From the moment Damien signed up for a perfect life with ReGen Inc., he didn’t ask any questions. He didn’t want or need to know. But after he’s rebooted this time, there are gaps in his memory he can’t ignore, and people he no longer recognizes are accusing him of betrayal. When someone dies, he’s determined to go looking for answers…but sometimes it really is better to forget.

This book is due out on the 31st March 2014 in e-book format.

In Reboot we meet Damien, a man who has been cloned thirteen times. We don’t learn much about his past, what kind of man he is, or how it came to be that he is one of the few who live in the utopia created by ReGen Inc. – apart from the fact that he paid a lot of money for the privilege. Our acquaintance begins as he comes ‘alive’ in his thirteenth ‘incarnation’. That something is wrong is clear from the beginning, and that sense does not let up through the story, even as some questions are answered.
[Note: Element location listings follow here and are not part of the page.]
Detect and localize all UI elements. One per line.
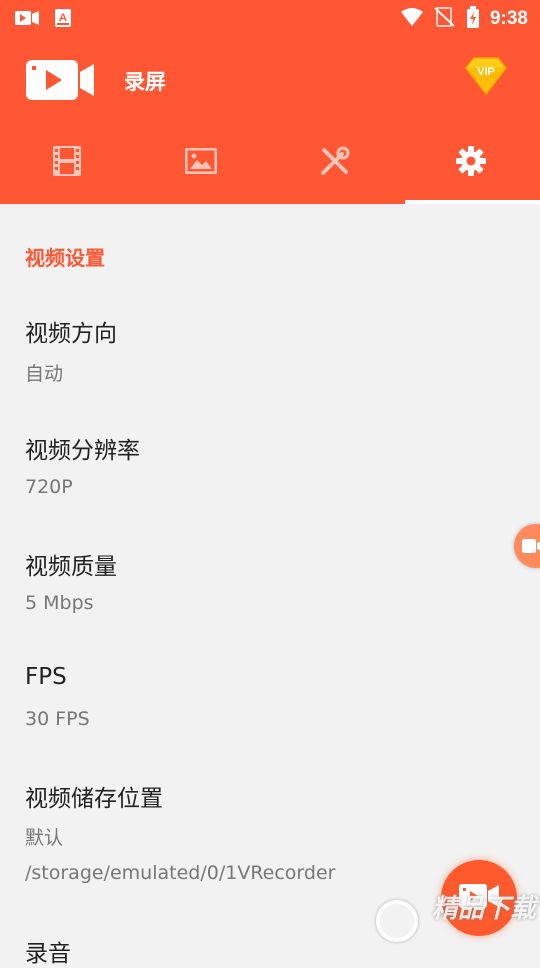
setting-title: 视频分辨率 [25, 438, 140, 464]
setting-title: 视频质量 [25, 554, 117, 580]
tab-bar [0, 122, 540, 204]
setting-value: 30 FPS [25, 708, 90, 730]
section-header-video-settings: 视频设置 [25, 246, 105, 270]
setting-value: 默认 [25, 827, 64, 849]
svg-text:A: A [59, 12, 67, 24]
film-icon [53, 146, 81, 180]
tab-settings[interactable] [404, 122, 538, 204]
tools-icon [320, 146, 350, 180]
setting-title: 视频方向 [25, 321, 117, 347]
status-bar: A 9:38 [0, 0, 540, 36]
tab-images[interactable] [134, 122, 268, 204]
screen-recorder-notification-icon [14, 9, 40, 31]
app-bar: 录屏 VIP [0, 36, 540, 122]
record-camera-icon [522, 539, 540, 553]
setting-title: FPS [25, 664, 67, 690]
no-signal-icon [434, 7, 456, 31]
status-time: 9:38 [489, 8, 528, 29]
vip-label: VIP [477, 66, 495, 78]
app-notification-icon: A [54, 8, 72, 32]
setting-title: 视频储存位置 [25, 786, 163, 812]
gear-icon [455, 145, 487, 181]
setting-value: 720P [25, 476, 73, 498]
wifi-icon [400, 7, 424, 31]
setting-title: 录音 [25, 941, 71, 967]
setting-path: /storage/emulated/0/1VRecorder [25, 862, 336, 884]
battery-charging-icon [466, 6, 480, 32]
settings-list: 视频设置 视频方向 自动 视频分辨率 720P 视频质量 5 Mbps FPS … [0, 204, 540, 967]
tab-videos[interactable] [0, 122, 134, 204]
app-logo-icon [26, 58, 96, 102]
image-icon [184, 147, 218, 178]
tab-tools[interactable] [268, 122, 402, 204]
app-title: 录屏 [124, 70, 166, 94]
setting-value: 自动 [25, 363, 64, 385]
watermark-text: 精品下载 [432, 894, 537, 924]
watermark-logo-icon [376, 900, 418, 942]
vip-button[interactable]: VIP [462, 56, 510, 96]
setting-value: 5 Mbps [25, 592, 94, 614]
At first I felt this story would get four stars, but on considering what I would say about it in this review, I realised that it is really five-star-worthy. You see, the beauty of it is not so much what is said, but what is left unsaid. One is left pondering questions about ethics, morality, existentialism and, well, the future of humankind. One is also left asking, perhaps, the biggest question of all: “What would I do?” That is probably the most disturbing of all.

Reboot is written in Pippa Jay’s accessible, clear style. It is a quick read, but might leave you in deep thought for a good while after the last word has been taken in.